Dir.
Michael McCullers, US, 2008, 99 mins
Cast: Tina Fey, Amy Poehler, Greg Kinnear
Review by Francesca Neagle
“Now is this chocolate, or poo?” asks
the young mother. She grabs her son and scrapes off the brown
goo, tasting it with gusto.
“But what if that had been poo?” her
childless sister Kate yelps in horror?
This seems a good analogy for the suspicious relish with
which we treat new comedies deposited from the bowels of
America's Saturday Night Live.
Now comes Baby Mama starring SNL stalwarts
Tina Fey and Amy Poehler. Little is known of Fey's film
CV outside of excellent Mean Girls, but here she is front
and centre – attempting
to combine the knock-about zaniness of a Wayne's World or
Happy Gilmore with a female-orientated story.

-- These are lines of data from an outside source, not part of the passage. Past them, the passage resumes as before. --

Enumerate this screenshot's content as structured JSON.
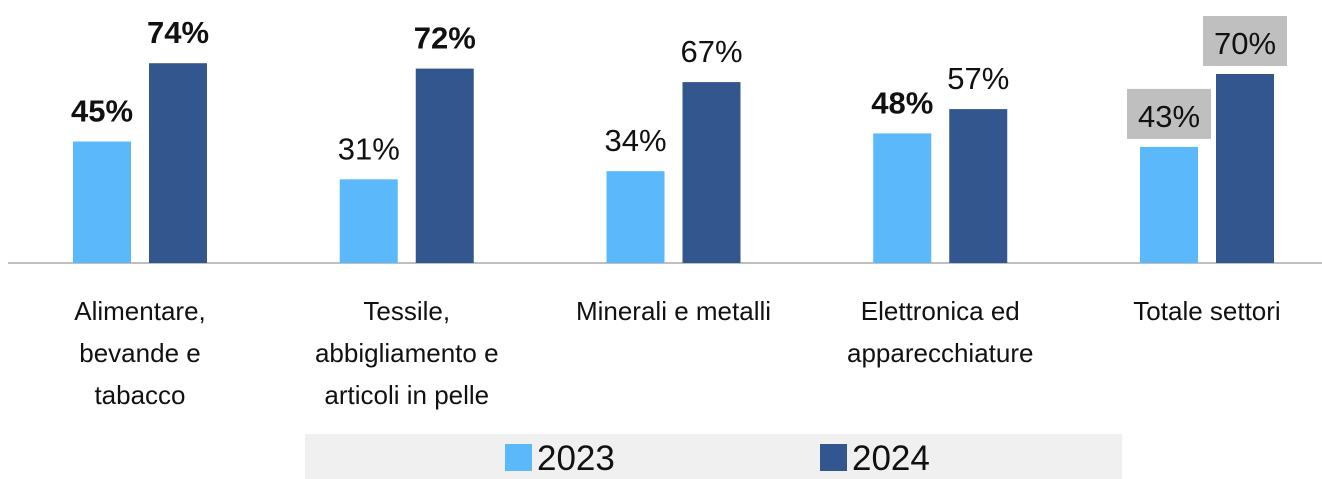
{
  "chart_data": {
    "type": "bar",
    "categories": [
      "Alimentare, bevande e tabacco",
      "Tessile, abbigliamento e articoli in pelle",
      "Minerali e metalli",
      "Elettronica ed apparecchiature",
      "Totale settori"
    ],
    "series": [
      {
        "name": "2023",
        "color": "#5bb8fb",
        "values": [
          45,
          31,
          34,
          48,
          43
        ],
        "value_labels": [
          "45%",
          "31%",
          "34%",
          "48%",
          "43%"
        ],
        "bold": [
          true,
          false,
          false,
          true,
          false
        ]
      },
      {
        "name": "2024",
        "color": "#34568f",
        "values": [
          74,
          72,
          67,
          57,
          70
        ],
        "value_labels": [
          "74%",
          "72%",
          "67%",
          "57%",
          "70%"
        ],
        "bold": [
          true,
          true,
          false,
          false,
          false
        ]
      }
    ],
    "legend": "bottom"
  }
}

Fey plays Kate, a successful, single
businesswoman who dreams of having a baby. When she discovers
she's infertile, she hires “white trash” Angie (Poehler) to be her
surrogate. When Angie becomes pregnant, Kate begins preparing
for motherhood in her own typically driven fashion – until
the surrogate turns up homeless at her door. With their conflicting
personalities putting them at odds, Kate must cater to Angie's
childish needs, learning first-hand about the challenge of
balancing motherhood and career. As if this wasn't enough,
she also begins dating the owner of a juice cafe, Rob (Kinnear).
Though Baby Mama and the performers
at its centre charm us more than we might expect, it's
rather uneven. Slow in some parts and really very amusing
in others, there are many genuinely witty lines. Yet these
too often draw on details rather than the plot. So while
references to video games, hip hop and old-school stereotypes
are all nicely laid out for us to laugh at, we sit back
waiting for them to mean something. Apart from making us
aware that, yes, the filmmakers are very “on-it”,
the narrative rarely benefits from these explorations.
Just as McCullers' screenplay feels like a set-up to a punchline
that never quite makes it to the screen, the flat characters
often never amount to anything more than stereotypes. Steve
Martin is hilarious as Kate's boss, who rewards his employees
with five minutes of uninterrupted gazing into his eyes,
but his New Age Zen zaniness tires quickly. And Sigourney
Weaver is quite brilliant as a savvy fertile female in the
surrogate parent business, though essentially a one-trick
pony. Even Kate seems flat, alternating between nurturing
mother figure to Angie and neurotic businesswoman, without
much in between. A cop-out ending also scuppers any development
for her.
The script is screaming for someone
to break out of their mould. Black doorman, Oscar (Romany
Malco) builds up a great chemistry with Angie when she
splits with her morally-dubious boyfriend, yet isn't allowed
to stop being single and get together with her. Why couldn't
they have paired up – because
he's black? Despite this conservatism, Poelher pulls off
the material and makes us warm to Angie. She's the only character
to develop convincingly. She's essentially a good person
placed in difficult circumstances, and her relationship with
Kate enables her to look forward to making a success of her
life.
Baby Mama is nothing brilliant. But even if it doesn't split
your sides, it's an amusing and welcome relief from the frat-boy
humour of many US comedy imports. It might not be chocolate,
but it doesn't have to be viewed as the other extreme.